The new songs consist of good poetry and dull melodies: ʽThe Pursewarden Affairʼ must have been written specifically to get potential readers interested in the works of Laurence Durell, but even though I admit to having never read a single line from The Alexandria Quartet (I am not proud of this, but am not exactly losing sleep, either), this does not stop me from tipping my hat to lines like "Percy Pursewarden, open up your door / I haven't come to break your cadence or to mix your metaphor". And ʽAny Way The Wind Blowsʼ makes a nice addition to the list of songs by that name, from Zappa to J. J. Cale, being probably the first one to depict a chaotic-apocalyp­tic vision based on that idiom. However, neither of the two has the kind of impact that Mitchell's best musical stuff does, like ʽYoung Man In Americaʼ, which cuts deep and sharp even in this stripped-down variation.

And speaking of stripped down, I have no idea what exactly these new versions of ʽOut Of Pawnʼ or ʽNamesakeʼ bring to the table, but at least it makes sense that four of these re-recordings come from Hadestown, giving Anaïs a chance to present the songs according to her personal vision rather than in the context of a collectively engineered musical project.

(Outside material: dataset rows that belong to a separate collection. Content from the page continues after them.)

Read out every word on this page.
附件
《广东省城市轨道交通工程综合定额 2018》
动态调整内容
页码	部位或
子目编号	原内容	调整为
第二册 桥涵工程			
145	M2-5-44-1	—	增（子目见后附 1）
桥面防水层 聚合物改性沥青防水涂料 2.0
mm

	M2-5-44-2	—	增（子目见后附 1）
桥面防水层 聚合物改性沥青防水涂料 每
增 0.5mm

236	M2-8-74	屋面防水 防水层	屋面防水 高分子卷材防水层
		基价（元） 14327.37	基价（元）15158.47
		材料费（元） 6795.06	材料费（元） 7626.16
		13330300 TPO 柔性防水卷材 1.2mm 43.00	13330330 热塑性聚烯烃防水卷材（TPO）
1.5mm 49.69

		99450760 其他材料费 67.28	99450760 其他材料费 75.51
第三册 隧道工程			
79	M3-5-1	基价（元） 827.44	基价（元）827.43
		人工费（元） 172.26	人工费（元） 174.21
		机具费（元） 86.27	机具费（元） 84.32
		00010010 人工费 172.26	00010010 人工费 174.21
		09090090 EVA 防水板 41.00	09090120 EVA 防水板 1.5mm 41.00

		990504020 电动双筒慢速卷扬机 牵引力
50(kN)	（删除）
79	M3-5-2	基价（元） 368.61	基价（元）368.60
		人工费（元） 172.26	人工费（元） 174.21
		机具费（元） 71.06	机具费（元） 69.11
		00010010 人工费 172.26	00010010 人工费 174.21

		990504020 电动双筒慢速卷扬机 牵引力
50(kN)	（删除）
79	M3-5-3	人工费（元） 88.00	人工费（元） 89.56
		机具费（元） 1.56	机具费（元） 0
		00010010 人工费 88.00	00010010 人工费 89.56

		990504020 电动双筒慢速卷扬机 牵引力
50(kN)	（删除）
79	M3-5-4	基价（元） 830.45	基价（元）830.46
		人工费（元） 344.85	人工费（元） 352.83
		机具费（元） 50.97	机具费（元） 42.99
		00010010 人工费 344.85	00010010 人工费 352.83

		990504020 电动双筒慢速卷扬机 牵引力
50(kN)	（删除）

Personally, I'm all too happy to hear ʽIf It's Trueʼ without Justin Vernon, and I think that, although the rowdy ʽOur Lady Of The Undergroundʼ was done with more balls by Ani DiFranco (because, from a purely feminist standpoint, Ani DiFranco simply has more balls than Anaïs Mitchell, for better or for worse, you decide), anyway, I am partial to this subtler, more vulnerable version. On the other hand, ʽWhy We Build The Wallʼ, with Greg Brown's «earthwall» voice, certainly worked better on the original version — although I understand the desire to reiterate how much the message of the song actually means to the songwriter in person.

In terms of rarities, there's ʽCome Septemberʼ, a track originally released on the 2008 EP Country, a collaboration between Mitchell and fellow folk-writer Rachel Ries: pleasantly moody and melancholic as usual, but nothing to make me rush out and hunt for that lost EP. And in general, Xoa produces a strange impression: it has all the makings of an «unplugged» album — mostly just Anaïs and her acoustic guitar, playing fresh and depply personal variations — but considering that Anaïs Mitchell has almost always been an «unplugged» artist, it would make more sense if she played them all as polkas, or at least as Nickelback tributes or something. And she is not even all that old now, to get proper justification for looking back over her shoulder on the confessions of her youth and replaying them as per the wisdom accumulated in those grey hairs and facial wrinkles. In other words, you have to really be a fan to thank her for this, instead of harboring the nasty suspicion that, perhaps, she simply stumbled upon writer's block... which, by the way, seems to be ongoing at the time that I am writing this: 2016-2017 saw her get all too busy with the production of Hadestown as an off-Broadway musical, and altogether we have not heard a proper new Anaïs Mitchell album since Young Man In America. Then again, there's so many people in the world who do release new music even though they are suffering from even worse attacks of writer's block that the decision to release a bunch of re-recordings might count as a noble example of artistic honesty these days.